Múcio diz que demissão foi boa para G.Dias e defende permanência de militar no GSI

    Ministro da Defesa afirmou ainda que interinidade de Ricardo Capelli "deve durar pouco"

    Foto: Antônio Cruz/ Agência Brasil

    De Lisboa, onde acompanha o presidente Luiz Inácio Lula da Silva, em missão oficial, o ministro da Defesa José Múcio, avaliou nesta sexta-feira (21) que a demissão do general Gonçalves Dias, o G. Dias, do comando do Gabinete de Segurança Institucional (GSI) foi “boa” para o militar.

    Múcio ainda se colocou contra a extinção do GSI, como algumas alas do governo defendem e falou abertamente que a interinidade de Ricardo Capelli “deve durar pouco” e defendeu que o presidente Lula mantenha um militar como chefe da pasta.

    “O G. Dias eu quero muito bem a ele desde o tempo do outro governo. Desde o episódio do 8 de janeiro, ele não ficou à vontade. Não estava se sentindo bem. E agora, com aquelas fitas, as coisas pioraram, e ele resolveu sair. Acho que foi bom para ele (a demissão). Ele não estava se sentindo confortável.”, afirmou o ministro à coluna de Igor Gadelha, do Metrópoles, na chegada ao hotel onde ele, Lula e os demais ministros ficarão hospedados pelos próximos dias.

    Sobre a possível extinção da pasta, Múcio foi taxativo: “Você pode mudar de nome. Tem gente querendo mudar, mas aquilo não pode deixar de existir”.

    Para ele, o presidente não deve mexer no perfil do GSI.
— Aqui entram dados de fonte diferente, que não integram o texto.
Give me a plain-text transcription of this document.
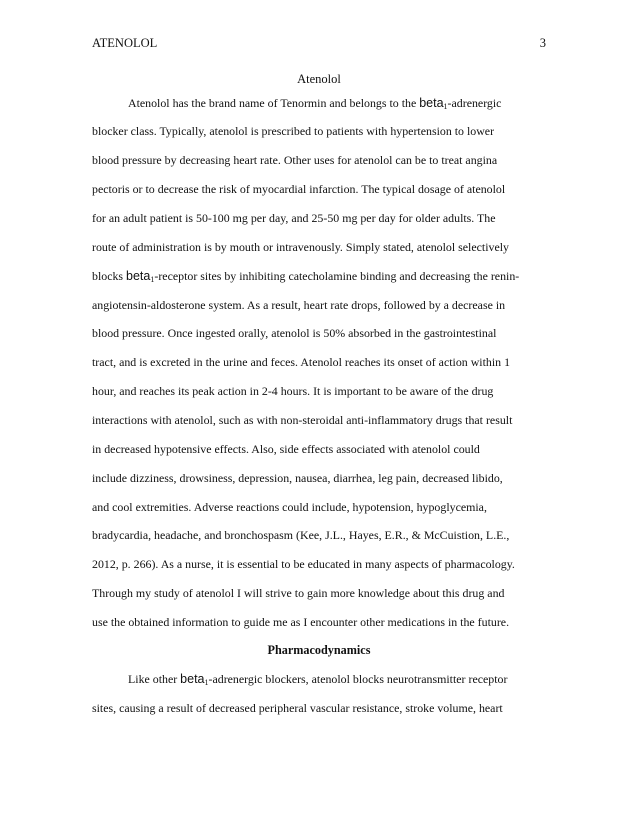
ATENOLOL	3
Atenolol
Atenolol has the brand name of Tenormin and belongs to the beta$_1$-adrenergic
blocker class. Typically, atenolol is prescribed to patients with hypertension to lower
blood pressure by decreasing heart rate. Other uses for atenolol can be to treat angina
pectoris or to decrease the risk of myocardial infarction. The typical dosage of atenolol
for an adult patient is 50-100 mg per day, and 25-50 mg per day for older adults. The
route of administration is by mouth or intravenously. Simply stated, atenolol selectively
blocks beta$_1$-receptor sites by inhibiting catecholamine binding and decreasing the renin-
angiotensin-aldosterone system. As a result, heart rate drops, followed by a decrease in
blood pressure. Once ingested orally, atenolol is 50% absorbed in the gastrointestinal
tract, and is excreted in the urine and feces. Atenolol reaches its onset of action within 1
hour, and reaches its peak action in 2-4 hours. It is important to be aware of the drug
interactions with atenolol, such as with non-steroidal anti-inflammatory drugs that result
in decreased hypotensive effects. Also, side effects associated with atenolol could
include dizziness, drowsiness, depression, nausea, diarrhea, leg pain, decreased libido,
and cool extremities. Adverse reactions could include, hypotension, hypoglycemia,
bradycardia, headache, and bronchospasm (Kee, J.L., Hayes, E.R., & McCuistion, L.E.,
2012, p. 266). As a nurse, it is essential to be educated in many aspects of pharmacology.
Through my study of atenolol I will strive to gain more knowledge about this drug and
use the obtained information to guide me as I encounter other medications in the future.
Pharmacodynamics
Like other beta$_1$-adrenergic blockers, atenolol blocks neurotransmitter receptor
sites, causing a result of decreased peripheral vascular resistance, stroke volume, heart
    “Acho que essa interinidade vai durar pouco. Ele deve colocar outro nome. Mas, não posso me meter nisso, senão isso vem para a Defesa. Estou muito quieto”, disse, arrematando que a medida que está lá está boa.

    “Acho que agora não pode mexer naquele perfil (de ter militar no comando do GSI). Tem outras propostas. Dentro do governo tem gente que quer outras coisas, aumentar o número de civis. Acho que essa medida que está lá está boa”, reforçou.